Supported Salmon Recovery Efforts on Reiner Farm
In 2018, Washington Farmland Trust purchased the 260-acre Reiner Farm located on a 2-mile stretch of the Skykomish River in Monroe. Our aims with this project are to conserve prime farmland, protect salmon habitat, and provide flood resilience. In partnership with the Tulalip Tribes and Snohomish County, we are helping facilitate the sale of approximately 100 acres of conserved riparian habitat to the Tulalip Tribes, in support of their longstanding salmon recovery efforts on the river.

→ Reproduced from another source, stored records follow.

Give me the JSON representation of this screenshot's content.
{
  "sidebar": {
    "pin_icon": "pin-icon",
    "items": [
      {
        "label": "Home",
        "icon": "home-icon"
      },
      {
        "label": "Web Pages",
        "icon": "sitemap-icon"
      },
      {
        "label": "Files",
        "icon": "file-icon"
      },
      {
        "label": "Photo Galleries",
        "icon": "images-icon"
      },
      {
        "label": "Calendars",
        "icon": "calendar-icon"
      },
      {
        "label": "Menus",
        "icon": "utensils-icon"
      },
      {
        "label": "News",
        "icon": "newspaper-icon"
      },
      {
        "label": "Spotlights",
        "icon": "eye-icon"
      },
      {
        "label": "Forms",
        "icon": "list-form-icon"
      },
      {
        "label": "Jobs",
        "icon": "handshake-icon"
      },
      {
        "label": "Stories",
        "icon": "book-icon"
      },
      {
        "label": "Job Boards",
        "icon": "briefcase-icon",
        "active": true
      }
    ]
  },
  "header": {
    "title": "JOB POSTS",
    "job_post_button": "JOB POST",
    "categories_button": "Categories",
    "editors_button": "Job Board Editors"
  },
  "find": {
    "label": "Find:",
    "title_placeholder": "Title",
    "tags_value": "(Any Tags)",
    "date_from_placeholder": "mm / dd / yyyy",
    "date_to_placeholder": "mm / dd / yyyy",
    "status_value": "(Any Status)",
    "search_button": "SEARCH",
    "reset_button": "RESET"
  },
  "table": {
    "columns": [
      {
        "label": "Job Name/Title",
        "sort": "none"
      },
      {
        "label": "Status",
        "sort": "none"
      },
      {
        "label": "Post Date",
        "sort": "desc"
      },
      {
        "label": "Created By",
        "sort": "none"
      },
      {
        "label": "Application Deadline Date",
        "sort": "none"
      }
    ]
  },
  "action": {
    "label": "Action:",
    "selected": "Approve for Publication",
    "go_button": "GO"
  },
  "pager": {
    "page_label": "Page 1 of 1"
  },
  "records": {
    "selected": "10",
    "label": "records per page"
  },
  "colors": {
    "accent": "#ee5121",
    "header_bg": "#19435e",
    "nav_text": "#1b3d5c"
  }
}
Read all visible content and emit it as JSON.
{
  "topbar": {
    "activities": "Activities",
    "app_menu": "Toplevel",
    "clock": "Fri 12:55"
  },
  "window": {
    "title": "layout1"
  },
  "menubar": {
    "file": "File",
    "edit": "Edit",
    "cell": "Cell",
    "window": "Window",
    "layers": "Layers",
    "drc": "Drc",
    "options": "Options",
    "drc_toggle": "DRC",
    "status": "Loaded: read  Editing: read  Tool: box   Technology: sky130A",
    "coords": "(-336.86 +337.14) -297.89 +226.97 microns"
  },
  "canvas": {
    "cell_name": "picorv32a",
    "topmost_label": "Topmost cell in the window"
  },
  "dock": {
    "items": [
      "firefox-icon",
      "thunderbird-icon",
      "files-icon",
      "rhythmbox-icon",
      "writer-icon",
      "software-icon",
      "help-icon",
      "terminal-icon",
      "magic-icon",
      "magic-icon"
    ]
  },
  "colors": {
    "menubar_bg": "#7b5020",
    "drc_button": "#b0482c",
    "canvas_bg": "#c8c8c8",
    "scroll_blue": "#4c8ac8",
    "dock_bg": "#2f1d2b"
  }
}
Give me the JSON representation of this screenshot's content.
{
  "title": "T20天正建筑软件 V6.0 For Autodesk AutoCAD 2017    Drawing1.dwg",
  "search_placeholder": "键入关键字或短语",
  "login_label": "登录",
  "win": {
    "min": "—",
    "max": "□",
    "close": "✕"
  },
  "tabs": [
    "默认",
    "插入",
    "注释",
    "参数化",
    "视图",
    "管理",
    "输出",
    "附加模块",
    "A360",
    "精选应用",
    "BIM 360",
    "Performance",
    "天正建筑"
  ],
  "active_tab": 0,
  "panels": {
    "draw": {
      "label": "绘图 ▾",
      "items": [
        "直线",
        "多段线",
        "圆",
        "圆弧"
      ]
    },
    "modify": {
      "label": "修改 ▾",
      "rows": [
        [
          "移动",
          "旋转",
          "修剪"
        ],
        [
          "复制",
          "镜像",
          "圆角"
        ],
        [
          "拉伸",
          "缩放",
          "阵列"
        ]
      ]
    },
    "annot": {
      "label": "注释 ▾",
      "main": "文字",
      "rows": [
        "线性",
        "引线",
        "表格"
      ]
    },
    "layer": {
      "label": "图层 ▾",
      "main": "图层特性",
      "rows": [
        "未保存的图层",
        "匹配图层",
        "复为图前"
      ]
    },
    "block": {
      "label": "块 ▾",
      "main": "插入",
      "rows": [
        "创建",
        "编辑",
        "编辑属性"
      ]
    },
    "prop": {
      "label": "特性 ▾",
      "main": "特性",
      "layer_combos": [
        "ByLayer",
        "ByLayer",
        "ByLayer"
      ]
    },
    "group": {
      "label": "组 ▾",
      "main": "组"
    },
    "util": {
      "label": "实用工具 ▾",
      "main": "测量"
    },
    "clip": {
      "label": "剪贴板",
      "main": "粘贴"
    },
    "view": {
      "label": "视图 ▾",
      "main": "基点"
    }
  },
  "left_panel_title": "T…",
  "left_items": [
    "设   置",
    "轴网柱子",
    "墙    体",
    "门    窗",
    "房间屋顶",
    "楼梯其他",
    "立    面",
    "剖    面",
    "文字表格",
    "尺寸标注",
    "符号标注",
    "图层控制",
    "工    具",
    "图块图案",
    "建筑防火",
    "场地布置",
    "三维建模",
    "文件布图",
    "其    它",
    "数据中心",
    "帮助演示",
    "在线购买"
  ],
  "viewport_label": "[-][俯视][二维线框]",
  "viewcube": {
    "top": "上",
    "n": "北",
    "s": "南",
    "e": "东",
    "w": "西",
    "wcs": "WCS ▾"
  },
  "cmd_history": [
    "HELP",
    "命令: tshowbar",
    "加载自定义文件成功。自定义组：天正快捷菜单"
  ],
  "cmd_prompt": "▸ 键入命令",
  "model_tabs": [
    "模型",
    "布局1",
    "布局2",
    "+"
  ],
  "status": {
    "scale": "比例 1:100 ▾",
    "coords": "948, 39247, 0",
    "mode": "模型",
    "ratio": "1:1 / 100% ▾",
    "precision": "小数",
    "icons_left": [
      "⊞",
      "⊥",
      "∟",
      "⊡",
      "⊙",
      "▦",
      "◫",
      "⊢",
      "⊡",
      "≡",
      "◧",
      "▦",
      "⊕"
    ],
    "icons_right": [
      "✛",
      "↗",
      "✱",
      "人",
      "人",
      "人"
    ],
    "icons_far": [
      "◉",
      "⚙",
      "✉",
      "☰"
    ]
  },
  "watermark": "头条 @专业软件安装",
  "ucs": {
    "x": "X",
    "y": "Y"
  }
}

Funding for this transfer was provided in part by the Land Trust Alliance’s Pacific Northwest Resilient Landscape Initiative.
Protected a Critical Water Source
Washington Farmland Trust is facilitating the transfer of water rights from Card Creek, a tributary of the Carbon River, to a newly-installed groundwater well on Harman Farm. The project will increase the farm’s climate resilience, while reducing streamflow impacts to Card Creek, home to nearly 5 acres of previously restored salmon rearing habitat on Trust-conserved farms.
Welcomed 5 New Board Members
This year, Washington Farmland Trust’s board of directors grew, too! We are pleased and proud to welcome five new board members in 2020: Joanie Parsons, Gary Kotzen, Rachel Hynes, Jared Mitchell, and Pamela Hinckley. All of our newest board members are community leaders with deep connections to food, farming, and our shared vision of sustaining a future for farming in Washington. We are glad to have their sound counsel as we aim to advance our mission.